Empresas farmacêuticas chinesas e indianas hoje fabricam mais de 80% dos ingredientes ativos dos medicamentos vendidos em todo o mundo. Mas elas nunca puderam copiar os complexos e caros remédios biotecnológicos cada vez mais usados para tratar câncer, diabetes e outras doenças nos países ricos -até agora.
Esses laboratórios de medicamentos genéricos dizem que estão prestes a comercializar cópias mais baratas de campeões de vendas como o Herceptin para câncer de seio, o Avastin para câncer de cólon, o Rituxan para linfoma não Hodgkin e o Enbrel para artrite reumatoide. Sua entrada no mercado no próximo ano -possibilitada por investimentos de centenas de milhões de dólares em fábricas de biotecnologia- poderão não apenas transformar o tratamento de pacientes na maior parte do mundo, como também provocar um contra-ataque das grandes empresas farmacêuticas e de diplomatas dos países ricos.

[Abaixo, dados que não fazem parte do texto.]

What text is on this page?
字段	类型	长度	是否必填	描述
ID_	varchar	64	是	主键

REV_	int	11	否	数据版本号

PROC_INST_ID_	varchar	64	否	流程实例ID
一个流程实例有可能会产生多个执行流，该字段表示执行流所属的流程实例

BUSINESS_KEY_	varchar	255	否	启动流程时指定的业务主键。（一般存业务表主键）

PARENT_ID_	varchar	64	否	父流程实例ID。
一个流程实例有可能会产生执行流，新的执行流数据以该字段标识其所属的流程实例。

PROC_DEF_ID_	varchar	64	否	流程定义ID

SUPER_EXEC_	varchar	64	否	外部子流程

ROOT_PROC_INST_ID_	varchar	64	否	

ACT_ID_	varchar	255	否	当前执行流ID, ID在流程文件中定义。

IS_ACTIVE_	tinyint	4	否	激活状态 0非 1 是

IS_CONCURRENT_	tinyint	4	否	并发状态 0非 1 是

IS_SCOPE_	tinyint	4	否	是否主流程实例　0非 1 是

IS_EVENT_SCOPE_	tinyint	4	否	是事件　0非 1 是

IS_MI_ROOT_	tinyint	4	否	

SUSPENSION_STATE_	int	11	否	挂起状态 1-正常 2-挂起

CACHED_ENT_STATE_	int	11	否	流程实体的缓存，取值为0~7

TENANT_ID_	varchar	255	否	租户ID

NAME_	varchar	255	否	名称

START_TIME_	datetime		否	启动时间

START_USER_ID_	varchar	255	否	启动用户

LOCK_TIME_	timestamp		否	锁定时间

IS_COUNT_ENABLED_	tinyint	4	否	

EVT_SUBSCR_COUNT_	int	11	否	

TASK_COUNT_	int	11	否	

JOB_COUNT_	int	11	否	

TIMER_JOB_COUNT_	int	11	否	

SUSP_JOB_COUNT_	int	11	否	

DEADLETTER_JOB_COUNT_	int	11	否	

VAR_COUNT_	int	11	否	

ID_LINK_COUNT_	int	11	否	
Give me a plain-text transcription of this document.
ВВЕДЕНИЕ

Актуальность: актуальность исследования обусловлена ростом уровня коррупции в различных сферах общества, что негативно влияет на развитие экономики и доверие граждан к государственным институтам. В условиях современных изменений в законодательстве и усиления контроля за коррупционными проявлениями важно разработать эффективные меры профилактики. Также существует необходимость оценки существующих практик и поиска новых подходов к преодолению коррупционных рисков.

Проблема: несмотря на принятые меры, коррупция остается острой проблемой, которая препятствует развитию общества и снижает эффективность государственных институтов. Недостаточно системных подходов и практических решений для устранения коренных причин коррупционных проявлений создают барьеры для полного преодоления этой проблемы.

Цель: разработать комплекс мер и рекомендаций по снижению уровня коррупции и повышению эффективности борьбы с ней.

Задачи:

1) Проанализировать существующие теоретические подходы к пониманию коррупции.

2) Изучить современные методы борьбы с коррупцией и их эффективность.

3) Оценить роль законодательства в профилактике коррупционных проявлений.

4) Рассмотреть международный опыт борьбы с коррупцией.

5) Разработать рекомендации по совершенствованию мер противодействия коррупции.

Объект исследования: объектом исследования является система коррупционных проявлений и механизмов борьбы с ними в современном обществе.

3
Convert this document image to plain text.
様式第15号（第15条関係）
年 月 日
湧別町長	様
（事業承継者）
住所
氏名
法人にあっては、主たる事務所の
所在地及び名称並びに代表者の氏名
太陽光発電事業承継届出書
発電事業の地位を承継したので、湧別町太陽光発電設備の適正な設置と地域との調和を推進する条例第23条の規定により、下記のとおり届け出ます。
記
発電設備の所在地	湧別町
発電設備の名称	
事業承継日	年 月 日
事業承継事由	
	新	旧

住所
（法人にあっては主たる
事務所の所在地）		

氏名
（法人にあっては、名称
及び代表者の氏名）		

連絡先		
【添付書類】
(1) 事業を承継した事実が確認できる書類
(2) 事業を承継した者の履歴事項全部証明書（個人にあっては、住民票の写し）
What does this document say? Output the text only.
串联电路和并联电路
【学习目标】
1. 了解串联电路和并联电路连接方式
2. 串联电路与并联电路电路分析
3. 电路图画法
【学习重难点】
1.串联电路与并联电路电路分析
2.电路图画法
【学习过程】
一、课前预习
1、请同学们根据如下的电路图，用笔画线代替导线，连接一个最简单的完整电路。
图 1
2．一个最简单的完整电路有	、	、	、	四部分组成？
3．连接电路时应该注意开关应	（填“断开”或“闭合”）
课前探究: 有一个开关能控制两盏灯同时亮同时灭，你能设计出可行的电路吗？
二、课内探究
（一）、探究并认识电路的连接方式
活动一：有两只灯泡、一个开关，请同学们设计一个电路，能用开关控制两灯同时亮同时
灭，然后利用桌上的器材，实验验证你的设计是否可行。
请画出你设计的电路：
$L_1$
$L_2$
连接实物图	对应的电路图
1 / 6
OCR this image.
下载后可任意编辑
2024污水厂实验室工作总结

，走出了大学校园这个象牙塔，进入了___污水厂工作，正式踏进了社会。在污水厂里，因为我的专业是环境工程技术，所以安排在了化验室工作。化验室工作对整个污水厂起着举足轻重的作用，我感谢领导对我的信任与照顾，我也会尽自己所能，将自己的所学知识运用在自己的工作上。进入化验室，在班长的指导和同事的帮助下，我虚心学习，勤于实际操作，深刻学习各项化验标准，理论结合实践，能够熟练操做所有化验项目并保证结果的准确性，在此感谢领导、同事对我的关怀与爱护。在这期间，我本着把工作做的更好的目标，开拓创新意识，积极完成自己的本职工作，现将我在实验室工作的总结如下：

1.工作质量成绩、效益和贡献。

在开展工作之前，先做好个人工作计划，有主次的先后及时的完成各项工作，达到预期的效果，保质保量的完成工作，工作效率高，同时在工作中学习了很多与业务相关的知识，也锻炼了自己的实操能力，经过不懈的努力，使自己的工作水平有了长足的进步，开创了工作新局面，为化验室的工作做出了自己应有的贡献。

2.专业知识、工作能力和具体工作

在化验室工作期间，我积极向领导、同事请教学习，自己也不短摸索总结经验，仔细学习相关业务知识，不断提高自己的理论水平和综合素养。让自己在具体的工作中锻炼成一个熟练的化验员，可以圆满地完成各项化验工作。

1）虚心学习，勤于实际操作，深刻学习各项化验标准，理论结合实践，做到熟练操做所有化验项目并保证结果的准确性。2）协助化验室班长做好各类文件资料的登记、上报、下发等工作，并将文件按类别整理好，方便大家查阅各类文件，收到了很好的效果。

O governo Obama já vem tentando conter o esforço de países mais pobres para conseguir um novo acordo internacional que lhes permitiria contornar os direitos de patente e importar drogas indianas e chinesas mais baratas para câncer e outras doenças, como fizeram para combater a Aids. A discussão é se doenças como o câncer podem ser consideradas emergências ou "epidemias".
Os países ricos e a indústria farmacêutica concordaram dez anos atrás em desistir dos direitos de patente e dos lucros que eles geram diante da epidemia de Aids que ameaçava eliminar a população de parte da África, mas não consideram emergências as mortes por câncer, diabetes e outras doenças não transmissíveis.
O debate se intensificou antes da reunião dos líderes mundiais na ONU em 19 de setembro para confrontar o aumento de mortes por doenças não transmissíveis, que causam dois terços de todas as mortes. É somente a segunda questão de saúde global que a Assembleia Geral da ONU considerou urgente o bastante para convocar uma reunião para discuti-la. A cúpula deu às doenças crônicas o mesmo nível de atenção que havia sido dado ao HIV e à Aids.
Os EUA têm uma longa história de pressionar por fortes proteções a patentes no comércio internacional e outros acordos para proteger importantes indústrias domésticas como a farmacêutica.
As patentes dão aos inventores direitos a 20 anos de vendas exclusivas, mas a lei internacional permite que os países obriguem as empresas a compartilhar esses direitos com os concorrentes, sob diversas circunstâncias.
As novas imitações biotecnológicas provavelmente vão instigar o debate entre os defensores dos pobres. Alguns já alegam que os bilhões gastos para tratar a Aids deixaram de lado soluções simples e baratas para outros problemas, como a diarreia infantil.
Os remédios genéricos serão menos caros que os originais, mas não serão baratos. É improvável que muitos países africanos possam pagar por eles.
O doutor Yusuf K. Hamied, presidente da gigante das drogas indiana Cipla Ltd., eletrizou a comunidade de saúde global uma década atrás quando disse que poderia produzir remédios para Aids por US$ 1 por dia. Esse preço caiu, desde então, para US$ 0,20 por dia e mais de 6 milhões de pessoas no mundo em desenvolvimento hoje recebem tratamento, contra cerca de 2 mil em 2001.
O doutor Hamied disse que ele e um sócio chinês, a BioMab, investiram juntos US$ 165 milhões para construir fábricas na Índia e na China para produzir uma dúzia de remédios biotecnológicos. Como esses medicamentos são feitos com bactérias geneticamente modificadas, devem ser testados extensamente em pacientes antes de vendidos.
Quando esses testes forem concluídos, o doutor Hamied prometeu vender as drogas por um terço de seus preços normais, que geralmente são de dezenas de milhares de dólares para um tratamento. Em retrospectiva, a batalha dez anos atrás sobre os remédios para Aids foi uma pequena escaramuça comparada com a que provavelmente irromperá sobre remédios para câncer, diabetes e doenças cardíacas. O mercado de drogas para a Aids nunca foi um grande fazedor de dinheiro para as gigantes farmacêuticas globais, enquanto as drogas para câncer e diabetes são vitais para a sobrevivência delas.
O México sozinho gasta cerca de US$ 120 milhões comprando Herceptin para tratar mulheres com câncer de seio, o que é quase 0,5% de todos os gastos do governo em tratamentos de saúde. Em 2007 o México garantiu o acesso ao Herceptin para todas as mulheres doentes através de um programa de seguro público.
Hermillia Villegas, 47, de Jalisco, soube que tinha um câncer de seio. Seu médico lhe disse que cada um dos 17 tratamentos com o Herceptin custaria mais de US$ 3 mil. "Eu não tenho tanto dinheiro", disse Villegas, cujo marido é um zelador. O novo programa de seguro-saúde, que paga toda a medicação, salvou sua vida.